If the Congress is keen to find a new ally in Tamil Nadu, it is in a quandary in Bihar, where it contested alone in 2009, winning just two of the state’s 40 seats. The party is now divided between those who would like to ally with Lalu Prasad’s Rashtriya Janata Dal and Ramvilas Paswan’s Lok Janshakti Party (parties that were part of UPA One and now support the government from the outside) and those who want to hold out to see whether Janata Dal (U) leader and Bihar Chief Minister Nitish Kumar will break with the BJP, and tie up with him. Congress Vice-President Rahul Gandhi, party sources say, is keener on Mr. Kumar. So even though both Mr. Lalu Prasad and Mr. Paswan were seated on the dais at the UPA’s ninth anniversary celebrations on Wednesday, there is no certainty that there will be a pact with them.

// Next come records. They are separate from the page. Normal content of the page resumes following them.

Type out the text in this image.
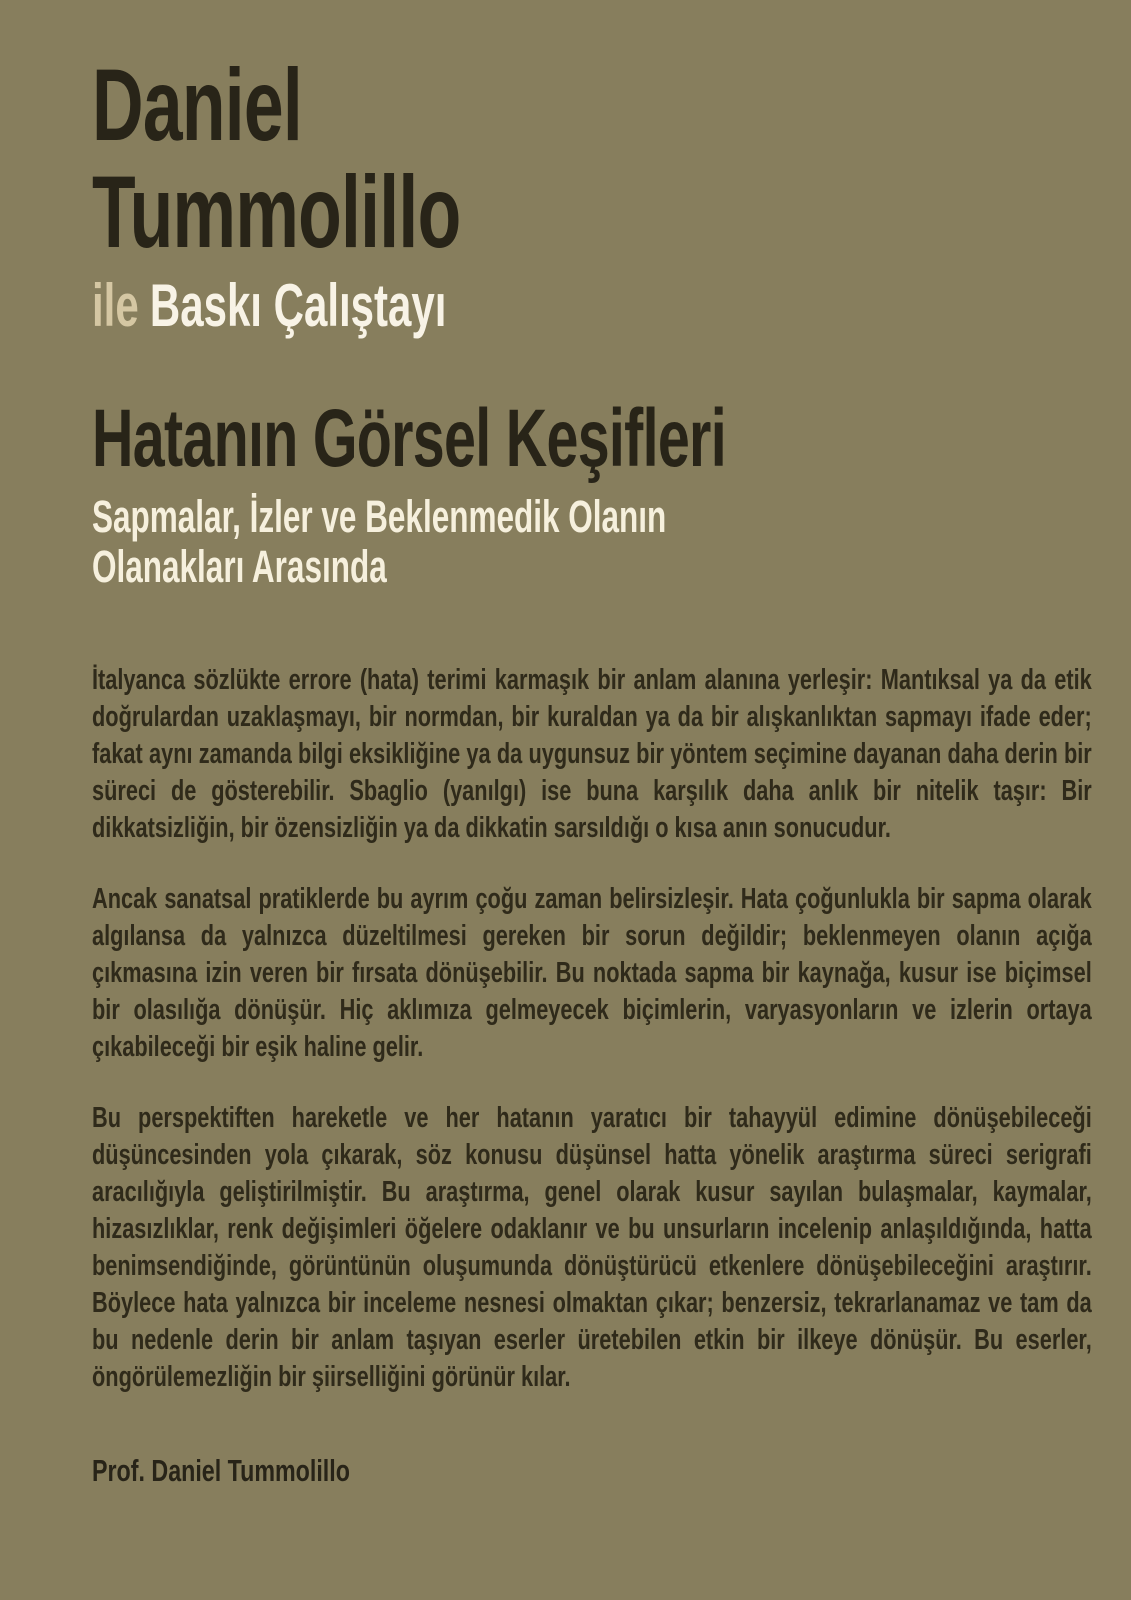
Daniel
Tummolillo
ile Baskı Çalıştayı
Hatanın Görsel Keşifleri
Sapmalar, İzler ve Beklenmedik Olanın
Olanakları Arasında

İtalyanca sözlükte errore (hata) terimi karmaşık bir anlam alanına yerleşir: Mantıksal ya da etik doğrulardan uzaklaşmayı, bir normdan, bir kuraldan ya da bir alışkanlıktan sapmayı ifade eder; fakat aynı zamanda bilgi eksikliğine ya da uygunsuz bir yöntem seçimine dayanan daha derin bir süreci de gösterebilir. Sbaglio (yanılgı) ise buna karşılık daha anlık bir nitelik taşır: Bir dikkatsizliğin, bir özensizliğin ya da dikkatin sarsıldığı o kısa anın sonucudur.

Ancak sanatsal pratiklerde bu ayrım çoğu zaman belirsizleşir. Hata çoğunlukla bir sapma olarak algılansa da yalnızca düzeltilmesi gereken bir sorun değildir; beklenmeyen olanın açığa çıkmasına izin veren bir fırsata dönüşebilir. Bu noktada sapma bir kaynağa, kusur ise biçimsel bir olasılığa dönüşür. Hiç aklımıza gelmeyecek biçimlerin, varyasyonların ve izlerin ortaya çıkabileceği bir eşik haline gelir.

Bu perspektiften hareketle ve her hatanın yaratıcı bir tahayyül edimine dönüşebileceği düşüncesinden yola çıkarak, söz konusu düşünsel hatta yönelik araştırma süreci serigrafi aracılığıyla geliştirilmiştir. Bu araştırma, genel olarak kusur sayılan bulaşmalar, kaymalar, hizasızlıklar, renk değişimleri öğelere odaklanır ve bu unsurların incelenip anlaşıldığında, hatta benimsendiğinde, görüntünün oluşumunda dönüştürücü etkenlere dönüşebileceğini araştırır. Böylece hata yalnızca bir inceleme nesnesi olmaktan çıkar; benzersiz, tekrarlanamaz ve tam da bu nedenle derin bir anlam taşıyan eserler üretebilen etkin bir ilkeye dönüşür. Bu eserler, öngörülemezliğin bir şiirselliğini görünür kılar.

Prof. Daniel Tummolillo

Recently, Congress spokesperson Shakeel Ahmed maintained that his party was still in “no mood” to ally with any party for the next elections there as it was “fully engaged” in expanding its base in Bihar against Nitish Kumar and Lalu Prasad. “We have an equal distance from both the parties. We are trying to find our own path,” he said.

Indeed, in the coming Maharajgunj by-election in Bihar, the Congress is testing its own strength, even as the Planning Commission continues to lend a sympathetic ear to Mr. Kumar on granting special status to Bihar.

Finally, in Jharkhand, it looks certain that the Congress will ally with one of the two Jharkhand parties: party sources say that forming a government in alliance with the Jharkhand Mukti Morcha (JMM) in the State, currently under President’s Rule, looks a distinct possibility. This would pave the way for a tie-up with the JMM in the Lok Sabha elections next year.

As for Andhra Pradesh, the Congress is still undecided on whether or not to create Telangana: a vocal section of the Congress leadership seems to be veering around to the view that politically, it would not be the right thing to do, even if a new State could provide short-term electoral gains. The Congress is currently closely watching the YSR Congress: there appears to be a sense that earlier reports that had suggested it would sweep the Andhra region may not be that correct. In any case, the Congress feels that in the post-election situation, the YSR Congress will support a UPA rather than an NDA government.

Meanwhile, the high-powered group set up last year under the chairmanship of Defence Minister A.K. Antony on alliances has yet to complete its discussions. But since the countdown for 2014 has begun, the group will have to come to its conclusions sooner rather than later.